Maintaining production systems is one of those unfortunate tasks that we need to deal with… I mean, why can’t they just run themselves? I get tired of daily tasks extremely quickly. Now that I have a few ongoing Elasticsearch clusters to deal with, I had to come up with a way to keep them singing.
As a developer, I usually don’t have to deal with these kind of things, but in startup world, I get to do it all from maintenance, monitoring, development, etc.
Jenkins makes this kind of stuff super easy. With a slew of python programs, that use parameters/environment variables to connect to the right Elasticsearch cluster, I’m able to perform the following tasks, in order (order is key)
- Create Snapshot
- Monitor Snapshot until it’s done
- Delete Old Data ( This is especially interesting in our use case, we have a lot of intentional False Positive data for connectivity testing)
- Force Merge Indices
I have Jenkins set up to trigger the down stream jobs after the prior completes.
I could do a cool Jenkins Pipeline…. in my spare time.
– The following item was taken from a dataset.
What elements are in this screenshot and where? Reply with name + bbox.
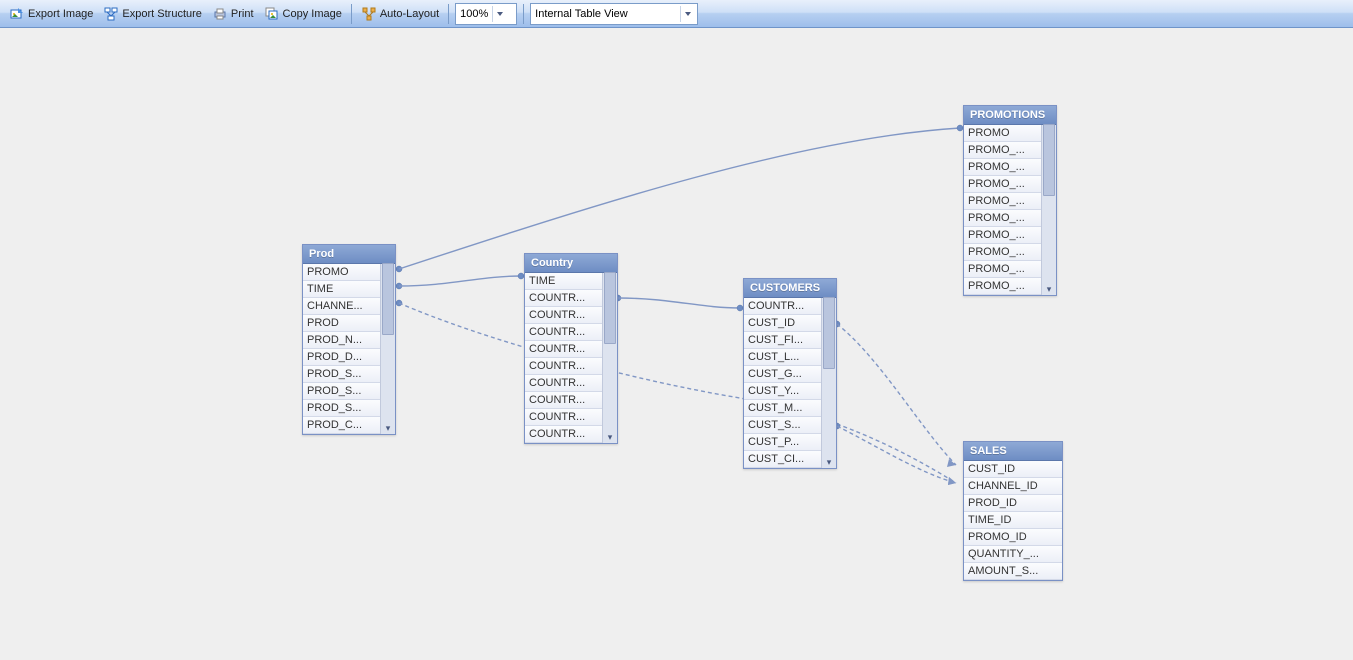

Daily snapshots are critical in case of cluster failure. With a four node cluster, I’m running in a fairly safe setup, but if something goes catastrophically bad, I can always restore from a snapshot. My setup has my snapshots going to AWS S3 buckets.
Delete Old Data:
When dealing with network monitoring, network sensors and storing of NSM data (see Suricata NSM Fields ), we have determined one easy way to test end to end integration is by inserting some obviously fake False Positives into our system. We have stood up a Threat Intelligence Platform (Soltra Edge) to serve some fake Indicator/Observables. Google.com, Yahoo.com, etc. They show up in everyone’s networks if there is user traffic. Now, this is great to determine connectivity, but long term that comes to be LOTS of traffic that I really don’t need to store…. so, they get deleted.
Force Merge Indices
There is a lot of magic that happens in Elasticsearch. Thats’s fantastic. Force Merging allows ES to effectively shrink the number of segments in a shard, thereby increasing performance when querying it. This is really only useful for indices that are no longer receiving data. In our use case, that’s historical data. I delete the old data, then force merge it.
A day in the life.. of Jenkins.